Chabad of the West Side discusses this concept in Parshas Vayechi
Chassidic thought explains that Abraham was the personification of the
Divine attribute of chesed-kindness and love. Isaac, on the other
hand, was the embodiment of the trait of gevurah-strength, which
incorporates awe, judgment and discipline. These traits manifested
themselves in the way Abraham and Isaac served G‑d and the way they
dealt with others. Abraham served G‑d with love; Isaac with awe;
Abraham spread his light outward; Isaac turned inward and
introspective. Abraham showered hospitality and love; Isaac demanded
Chesed and love, Abraham’s attributes, and likewise Isaac’s attribute
of gevurah, while positive and holy when they were manifested through
Abraham and Isaac, can actually be the source of negativity as they
emerge from their source.
To cite a few examples:
Exaggerated kindness to a child or student can often lead to an
atmosphere of permissiveness. Giving alcohol to an alcoholic who
pleads for it may outwardly come through as an act of kindness but it
is just as negative an act as assaulting that person.

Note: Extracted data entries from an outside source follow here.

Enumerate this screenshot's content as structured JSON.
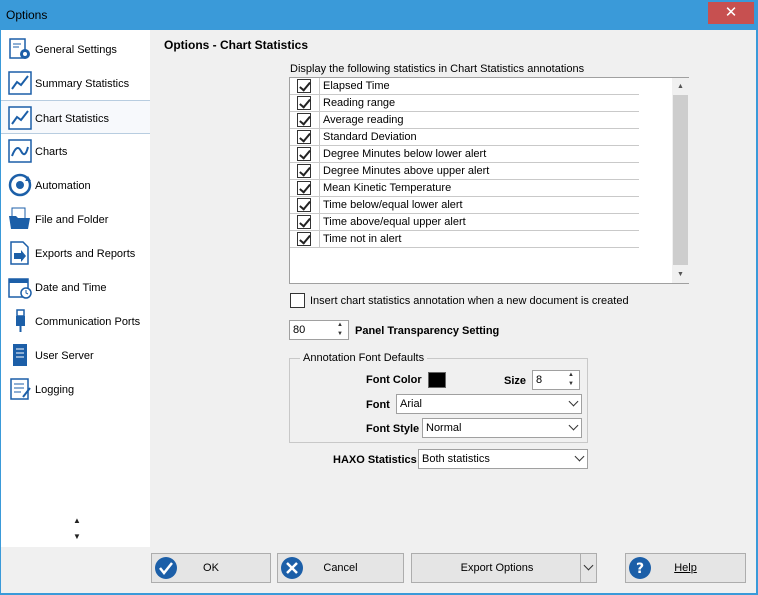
{
  "window": {
    "title": "Options",
    "close_glyph": "✕"
  },
  "sidebar": {
    "items": [
      {
        "label": "General Settings",
        "icon": "gear-document-icon"
      },
      {
        "label": "Summary Statistics",
        "icon": "line-chart-icon"
      },
      {
        "label": "Chart Statistics",
        "icon": "line-chart-icon",
        "active": true
      },
      {
        "label": "Charts",
        "icon": "chart-icon"
      },
      {
        "label": "Automation",
        "icon": "automation-icon"
      },
      {
        "label": "File and Folder",
        "icon": "folder-icon"
      },
      {
        "label": "Exports and Reports",
        "icon": "export-icon"
      },
      {
        "label": "Date and Time",
        "icon": "calendar-icon"
      },
      {
        "label": "Communication Ports",
        "icon": "usb-icon"
      },
      {
        "label": "User Server",
        "icon": "server-icon"
      },
      {
        "label": "Logging",
        "icon": "log-icon"
      }
    ],
    "scroll_up": "▲",
    "scroll_down": "▼"
  },
  "main": {
    "heading": "Options - Chart Statistics",
    "list_caption": "Display the following statistics in Chart Statistics annotations",
    "statistics": [
      {
        "label": "Elapsed Time",
        "checked": true
      },
      {
        "label": "Reading range",
        "checked": true
      },
      {
        "label": "Average reading",
        "checked": true
      },
      {
        "label": "Standard Deviation",
        "checked": true
      },
      {
        "label": "Degree Minutes below lower alert",
        "checked": true
      },
      {
        "label": "Degree Minutes above upper alert",
        "checked": true
      },
      {
        "label": "Mean Kinetic Temperature",
        "checked": true
      },
      {
        "label": "Time below/equal lower alert",
        "checked": true
      },
      {
        "label": "Time above/equal upper alert",
        "checked": true
      },
      {
        "label": "Time not in alert",
        "checked": true
      }
    ],
    "scroll_up": "▲",
    "scroll_down": "▼",
    "insert_annotation_label": "Insert chart statistics annotation when a new document is created",
    "insert_annotation_checked": false,
    "transparency": {
      "value": "80",
      "label": "Panel Transparency Setting"
    },
    "font_defaults": {
      "title": "Annotation Font Defaults",
      "font_color_label": "Font Color",
      "font_color": "#000000",
      "size_label": "Size",
      "size_value": "8",
      "font_label": "Font",
      "font_value": "Arial",
      "font_style_label": "Font Style",
      "font_style_value": "Normal"
    },
    "haxo": {
      "label": "HAXO Statistics",
      "value": "Both statistics"
    }
  },
  "footer": {
    "ok_label": "OK",
    "cancel_label": "Cancel",
    "export_label": "Export Options",
    "help_label": "Help"
  },
  "colors": {
    "title_bar": "#3a9ad9",
    "close_button": "#c75050",
    "accent_blue": "#1c5fa8"
  }
}
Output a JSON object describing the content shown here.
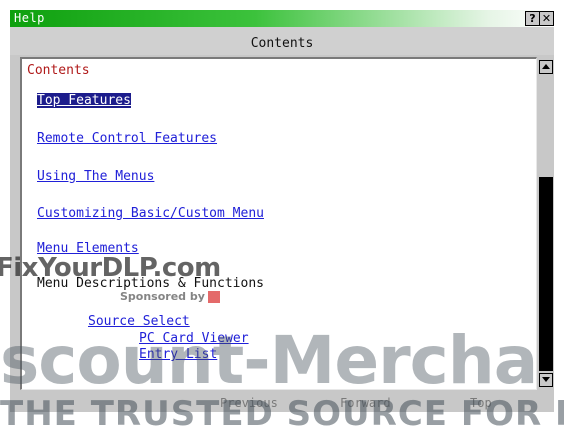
{
  "window": {
    "title": "Help",
    "help_glyph": "?",
    "close_glyph": "✕",
    "header": "Contents"
  },
  "content": {
    "heading": "Contents",
    "links": [
      {
        "label": "Top Features",
        "selected": true
      },
      {
        "label": "Remote Control Features"
      },
      {
        "label": "Using The Menus"
      },
      {
        "label": "Customizing Basic/Custom Menu"
      },
      {
        "label": "Menu Elements"
      }
    ],
    "section": "Menu Descriptions & Functions",
    "sublinks": [
      {
        "label": "Source Select"
      },
      {
        "label": "PC Card Viewer"
      },
      {
        "label": "Entry List"
      }
    ]
  },
  "footer": {
    "previous": "Previous",
    "forward": "Forward",
    "top": "Top"
  },
  "watermarks": {
    "line1": "FixYourDLP.com",
    "line2": "Sponsored by",
    "line3": "scount-Mercha",
    "line4": "THE TRUSTED SOURCE FOR R"
  },
  "colors": {
    "title_bar": "#0ea00e",
    "link": "#2020d8",
    "selected_bg": "#1c1c8c",
    "heading": "#b01a1a"
  }
}
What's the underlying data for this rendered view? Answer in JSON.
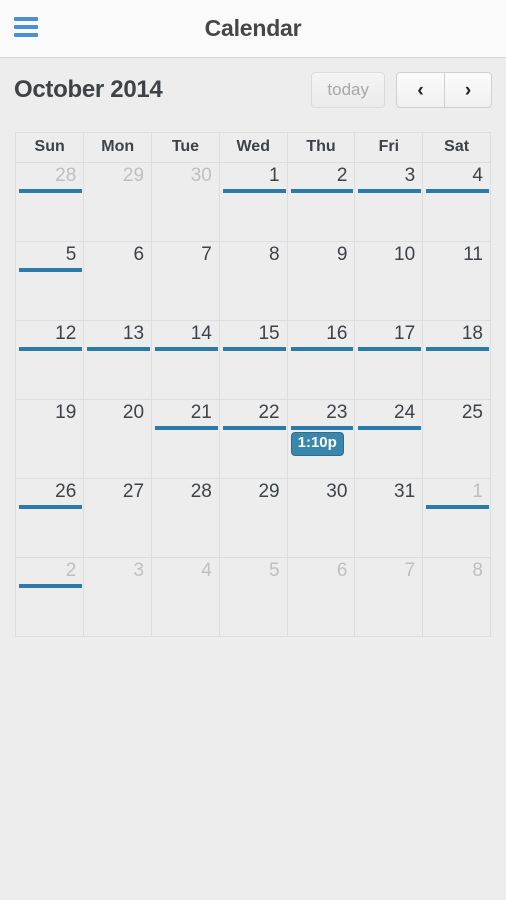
{
  "navbar": {
    "title": "Calendar",
    "menu_icon": "hamburger-menu-icon"
  },
  "toolbar": {
    "title": "October 2014",
    "today_label": "today",
    "prev_label": "‹",
    "next_label": "›"
  },
  "calendar": {
    "weekdays": [
      "Sun",
      "Mon",
      "Tue",
      "Wed",
      "Thu",
      "Fri",
      "Sat"
    ],
    "accent_blue": "#2b7aa8",
    "today_highlight": "#fcf8e3",
    "event_color": "#3a87ad",
    "weeks": [
      [
        {
          "day": "28",
          "other_month": true,
          "bar": true,
          "today": false,
          "events": []
        },
        {
          "day": "29",
          "other_month": true,
          "bar": false,
          "today": false,
          "events": []
        },
        {
          "day": "30",
          "other_month": true,
          "bar": false,
          "today": false,
          "events": []
        },
        {
          "day": "1",
          "other_month": false,
          "bar": true,
          "today": false,
          "events": []
        },
        {
          "day": "2",
          "other_month": false,
          "bar": true,
          "today": false,
          "events": []
        },
        {
          "day": "3",
          "other_month": false,
          "bar": true,
          "today": false,
          "events": []
        },
        {
          "day": "4",
          "other_month": false,
          "bar": true,
          "today": false,
          "events": []
        }
      ],
      [
        {
          "day": "5",
          "other_month": false,
          "bar": true,
          "today": false,
          "events": []
        },
        {
          "day": "6",
          "other_month": false,
          "bar": false,
          "today": false,
          "events": []
        },
        {
          "day": "7",
          "other_month": false,
          "bar": false,
          "today": false,
          "events": []
        },
        {
          "day": "8",
          "other_month": false,
          "bar": false,
          "today": false,
          "events": []
        },
        {
          "day": "9",
          "other_month": false,
          "bar": false,
          "today": false,
          "events": []
        },
        {
          "day": "10",
          "other_month": false,
          "bar": false,
          "today": false,
          "events": []
        },
        {
          "day": "11",
          "other_month": false,
          "bar": false,
          "today": false,
          "events": []
        }
      ],
      [
        {
          "day": "12",
          "other_month": false,
          "bar": true,
          "today": false,
          "events": []
        },
        {
          "day": "13",
          "other_month": false,
          "bar": true,
          "today": false,
          "events": []
        },
        {
          "day": "14",
          "other_month": false,
          "bar": true,
          "today": false,
          "events": []
        },
        {
          "day": "15",
          "other_month": false,
          "bar": true,
          "today": false,
          "events": []
        },
        {
          "day": "16",
          "other_month": false,
          "bar": true,
          "today": false,
          "events": []
        },
        {
          "day": "17",
          "other_month": false,
          "bar": true,
          "today": false,
          "events": []
        },
        {
          "day": "18",
          "other_month": false,
          "bar": true,
          "today": false,
          "events": []
        }
      ],
      [
        {
          "day": "19",
          "other_month": false,
          "bar": false,
          "today": false,
          "events": []
        },
        {
          "day": "20",
          "other_month": false,
          "bar": false,
          "today": false,
          "events": []
        },
        {
          "day": "21",
          "other_month": false,
          "bar": true,
          "today": false,
          "events": []
        },
        {
          "day": "22",
          "other_month": false,
          "bar": true,
          "today": false,
          "events": []
        },
        {
          "day": "23",
          "other_month": false,
          "bar": true,
          "today": true,
          "events": [
            "1:10p"
          ]
        },
        {
          "day": "24",
          "other_month": false,
          "bar": true,
          "today": false,
          "events": []
        },
        {
          "day": "25",
          "other_month": false,
          "bar": false,
          "today": false,
          "events": []
        }
      ],
      [
        {
          "day": "26",
          "other_month": false,
          "bar": true,
          "today": false,
          "events": []
        },
        {
          "day": "27",
          "other_month": false,
          "bar": false,
          "today": false,
          "events": []
        },
        {
          "day": "28",
          "other_month": false,
          "bar": false,
          "today": false,
          "events": []
        },
        {
          "day": "29",
          "other_month": false,
          "bar": false,
          "today": false,
          "events": []
        },
        {
          "day": "30",
          "other_month": false,
          "bar": false,
          "today": false,
          "events": []
        },
        {
          "day": "31",
          "other_month": false,
          "bar": false,
          "today": false,
          "events": []
        },
        {
          "day": "1",
          "other_month": true,
          "bar": true,
          "today": false,
          "events": []
        }
      ],
      [
        {
          "day": "2",
          "other_month": true,
          "bar": true,
          "today": false,
          "events": []
        },
        {
          "day": "3",
          "other_month": true,
          "bar": false,
          "today": false,
          "events": []
        },
        {
          "day": "4",
          "other_month": true,
          "bar": false,
          "today": false,
          "events": []
        },
        {
          "day": "5",
          "other_month": true,
          "bar": false,
          "today": false,
          "events": []
        },
        {
          "day": "6",
          "other_month": true,
          "bar": false,
          "today": false,
          "events": []
        },
        {
          "day": "7",
          "other_month": true,
          "bar": false,
          "today": false,
          "events": []
        },
        {
          "day": "8",
          "other_month": true,
          "bar": false,
          "today": false,
          "events": []
        }
      ]
    ]
  }
}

The emotion of love, which motivates acts of kindness, can also lead
to immoral behavior.
Indeed, the Talmud states that incest is referred to in the Torah as
chesed. This is explained in the Talmud by referring to Cain and
Abel’s incestuous marriage to their twin sisters through which they
populated the world; an act ultimately forbidden and regarded as
deeply immoral and a heinous crime. Hence, the Talmud says, we can
understand what the Psalmist means when he stated “The world was
created with chesed!”
Chesed is, therefore, necessarily situational. There are times when it
is considered to be the most exalted and cherished aspects of human
personality and at other times it can mark the nadir of depravity.
Thus, our Sages underscore that Yishmael departed from Abraham and
Esau departed from Isaac. Yishmael personified the chesed and love of
Abraham but in its degenerate form and Esau was an extension of
Isaac’s gevurah as he sank into violence. While they inherited their
fathers’ characteristics of chesed and gevurah, respectively, they
channeled them into the realm of evil.